Chemnitzer Zeitzeugen: Regina Schettler
Wir wohnen im Hinterhaus. Wir, das sind meine Mutter, mein Bruder, 11 Monate junge und ich, 5 Jahre jung. Unser Vater ist Soldat an der Front in Rußland. Wie so oft, so heulen auch an diesem Tag die Sirenen. Mit meinem Bruder im Kinderwagen gehen wir über den Hof zur Hinterfassade des Vorderhauses durch eine kleine Holztür in den Luftschutzkeller. Es ist dunkel, nur eine Glühbirne an der Decke glimmt schwach. Von der Straße aus gibt es für Passanten, vom Alarm überrascht auch einen Zugang zum Luftschutzkeller des Vorderhauses. Und ein Mann, erblindet, hat sich bis in den Keller vorgetastet. Die Sirenen heulen ununterbrochen. Der Mann sagt: „Schließt jetzt die Holztür.“ Und der Kinderwagen mit meinem Bruder wird innen an diese Tür gestellt. Die Bewohner des Vorder- und Hinterhauses, alles Frauen, sitzen stumm im Halbrund auf kleinen Hockern und Bänken. Aus weiter Ferne vernehmen wir das Gedröhn von Fliegergeschwadern, bedrohlich näher und näher kommend. Der Blinde sagt: „Nehmt das Baby aus dem Kinderwagen.“ Die Mutter nimmt es in ihre Schoß. Die Glühbirne flackert und erlischt. Bombenabwurf.

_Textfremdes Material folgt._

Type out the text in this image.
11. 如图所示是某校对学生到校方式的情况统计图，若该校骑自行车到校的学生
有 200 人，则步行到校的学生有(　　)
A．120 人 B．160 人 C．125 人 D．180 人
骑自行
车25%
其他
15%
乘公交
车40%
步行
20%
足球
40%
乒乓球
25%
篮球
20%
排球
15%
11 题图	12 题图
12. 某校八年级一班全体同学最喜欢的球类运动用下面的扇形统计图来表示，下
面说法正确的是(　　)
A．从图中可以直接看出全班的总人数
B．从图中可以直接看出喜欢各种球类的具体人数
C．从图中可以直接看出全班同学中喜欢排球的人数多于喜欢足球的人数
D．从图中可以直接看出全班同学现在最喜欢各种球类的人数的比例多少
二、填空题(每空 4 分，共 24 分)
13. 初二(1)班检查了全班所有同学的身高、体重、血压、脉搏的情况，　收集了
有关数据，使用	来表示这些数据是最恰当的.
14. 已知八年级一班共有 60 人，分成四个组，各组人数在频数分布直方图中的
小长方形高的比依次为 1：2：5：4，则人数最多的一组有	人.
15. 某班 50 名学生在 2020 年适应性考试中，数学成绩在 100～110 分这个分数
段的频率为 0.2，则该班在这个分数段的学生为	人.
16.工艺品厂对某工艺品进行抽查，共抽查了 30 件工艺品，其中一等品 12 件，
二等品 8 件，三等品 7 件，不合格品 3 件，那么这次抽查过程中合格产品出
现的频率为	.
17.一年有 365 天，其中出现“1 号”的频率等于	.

Der Luftdruck reißt uns zu Boden. Wir atmen schwer. Dann ist es für Sekunden ganz still. Ich sage: „Ich lebe.“
Wir hören, wie Mauern einstürzen, in sich zusammenfallen und ein ewiges Rieseln von berstenden Glas und Geschirr. Einige Frauen schreien, wimmern, weinen. „Ruhe bewahren, Ruhe bewahren“, mahnt der Blinde.
Ein Lichtschein fällt in den dunklen Keller. Die Holztür ist weg. Erstarrt stehen wir vor dem Kinderwagen. Er ist voller Schutt und Gesteinsbrocken. Der blinde Mensch von der Straße ein Voraussehender. Mein kleiner Bruder lebt. Wir alle leben.